ProcedureTo Build, Package, Deploy, and Run the clientmdbentity Example Using Ant

  1. Go to the following directory:

    tut-install/examples/jms/clientmdbentity/
    
  2. To compile the source files and package the application, use the following command:


    ant
    

    The ant command creates the following:

    • An application client JAR file that contains the client class and listener class files, along with a manifest file that specifies the main class

    • An EJB JAR file that contains the message-driven beans and the entity class, along with the persistence.xml file

    • An application EAR file that contains the two JAR files along with an application.xml file

  3. To deploy the application and run the client, use the following command:


    ant run
    

    This command starts the database server if it is not already running, then deploys and runs the application.

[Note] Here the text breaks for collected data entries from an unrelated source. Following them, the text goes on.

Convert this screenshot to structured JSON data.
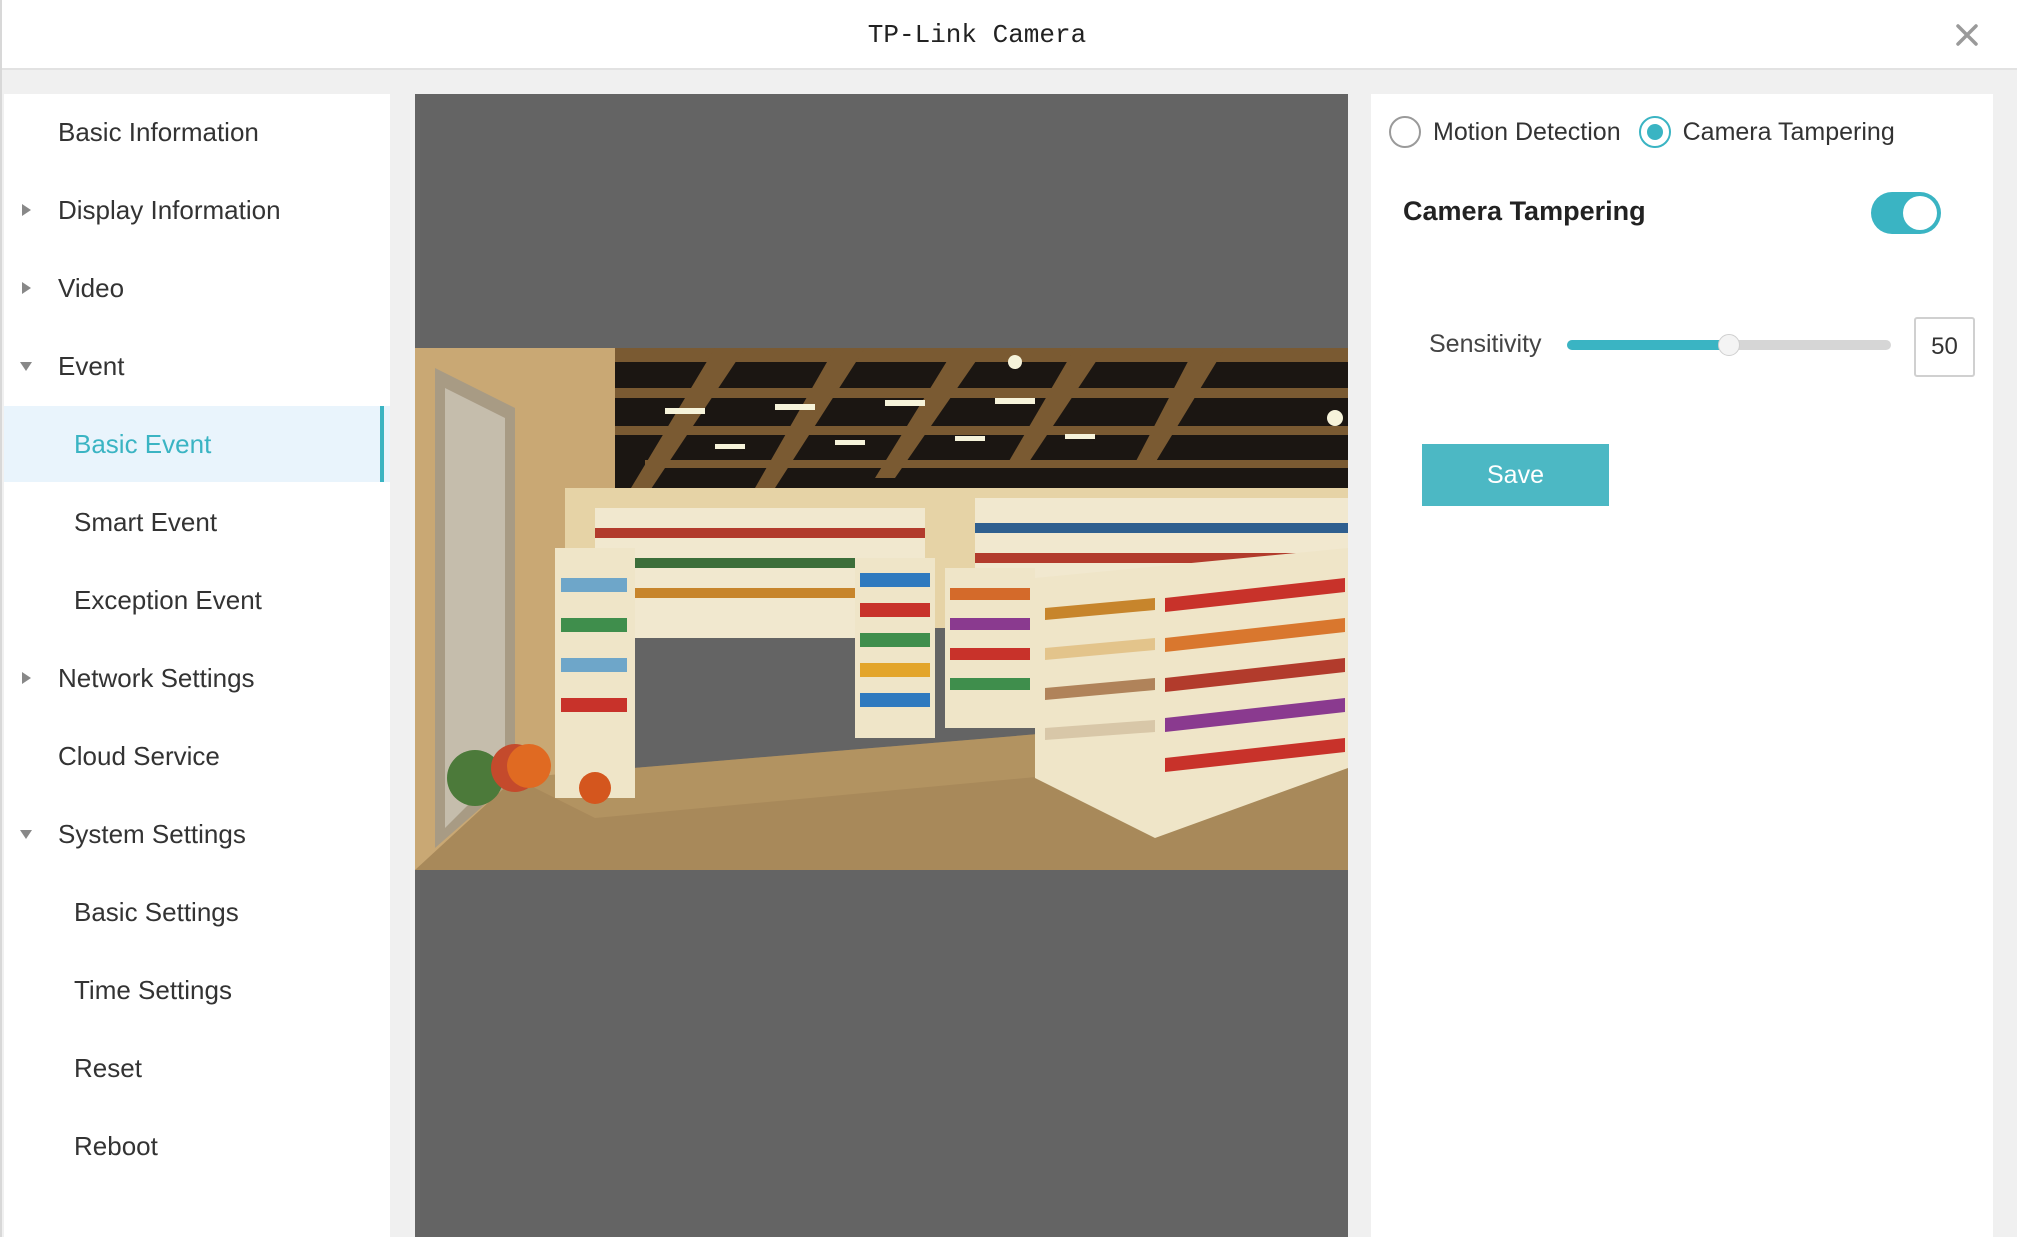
{
  "window": {
    "title": "TP-Link Camera",
    "close_icon": "close-icon"
  },
  "sidebar": {
    "items": [
      {
        "label": "Basic Information",
        "arrow": "none",
        "sub": false
      },
      {
        "label": "Display Information",
        "arrow": "right",
        "sub": false
      },
      {
        "label": "Video",
        "arrow": "right",
        "sub": false
      },
      {
        "label": "Event",
        "arrow": "down",
        "sub": false
      },
      {
        "label": "Basic Event",
        "arrow": "none",
        "sub": true,
        "active": true
      },
      {
        "label": "Smart Event",
        "arrow": "none",
        "sub": true
      },
      {
        "label": "Exception Event",
        "arrow": "none",
        "sub": true
      },
      {
        "label": "Network Settings",
        "arrow": "right",
        "sub": false
      },
      {
        "label": "Cloud Service",
        "arrow": "none",
        "sub": false
      },
      {
        "label": "System Settings",
        "arrow": "down",
        "sub": false
      },
      {
        "label": "Basic Settings",
        "arrow": "none",
        "sub": true
      },
      {
        "label": "Time Settings",
        "arrow": "none",
        "sub": true
      },
      {
        "label": "Reset",
        "arrow": "none",
        "sub": true
      },
      {
        "label": "Reboot",
        "arrow": "none",
        "sub": true
      }
    ]
  },
  "panel": {
    "radio_motion": "Motion Detection",
    "radio_tampering": "Camera Tampering",
    "selected_mode": "Camera Tampering",
    "section_title": "Camera Tampering",
    "toggle_on": true,
    "sensitivity_label": "Sensitivity",
    "sensitivity_value": "50",
    "sensitivity_fraction": 0.5,
    "save_label": "Save"
  },
  "colors": {
    "accent": "#3ab4c3",
    "video_bg": "#646464"
  }
}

    Ignore the message that states that the application is deployed at a URL.

    The output in the terminal window looks something like this (preceded by application client container output):


    running application client container.
    PUBLISHER: Setting hire ID to 50, name Bill Tudor, position Programmer
    PUBLISHER: Setting hire ID to 51, name Carol Jones, position Senior Programmer
    PUBLISHER: Setting hire ID to 52, name Mark Wilson, position Manager
    PUBLISHER: Setting hire ID to 53, name Polly Wren, position Senior Programmer
    PUBLISHER: Setting hire ID to 54, name Joe Lawrence, position Director
    Waiting for 5 message(s)
    New hire event processed:
      Employee ID: 52
      Name: Mark Wilson
      Equipment: PDA
      Office number: 294
    Waiting for 4 message(s)
    New hire event processed:
      Employee ID: 53
      Name: Polly Wren
      Equipment: Laptop
      Office number: 186
    Waiting for 3 message(s)
    New hire event processed:
      Employee ID: 54
      Name: Joe Lawrence
      Equipment: Java Phone
      Office number: 135
    Waiting for 2 message(s)
    New hire event processed:
      Employee ID: 50
      Name: Bill Tudor
      Equipment: Desktop System
      Office number: 200
    Waiting for 1 message(s)
    New hire event processed:
      Employee ID: 51
      Name: Carol Jones
      Equipment: Laptop
      Office number: 262

    The output from the message-driven beans and the entity class appears in the server log, wrapped in logging information.

    For each employee, the application first creates the entity and then finds it. You may see runtime errors in the server log, and transaction rollbacks may occur. The errors occur if both of the message-driven beans discover at the same time that the entity does not yet exist, so they both try to create it. The first attempt succeeds, but the second fails because the bean already exists. After the rollback, the second message-driven bean tries again and succeeds in finding the entity. Container-managed transactions allow the application to run correctly, in spite of these errors, with no special programming.

    You can run the application client repeatedly.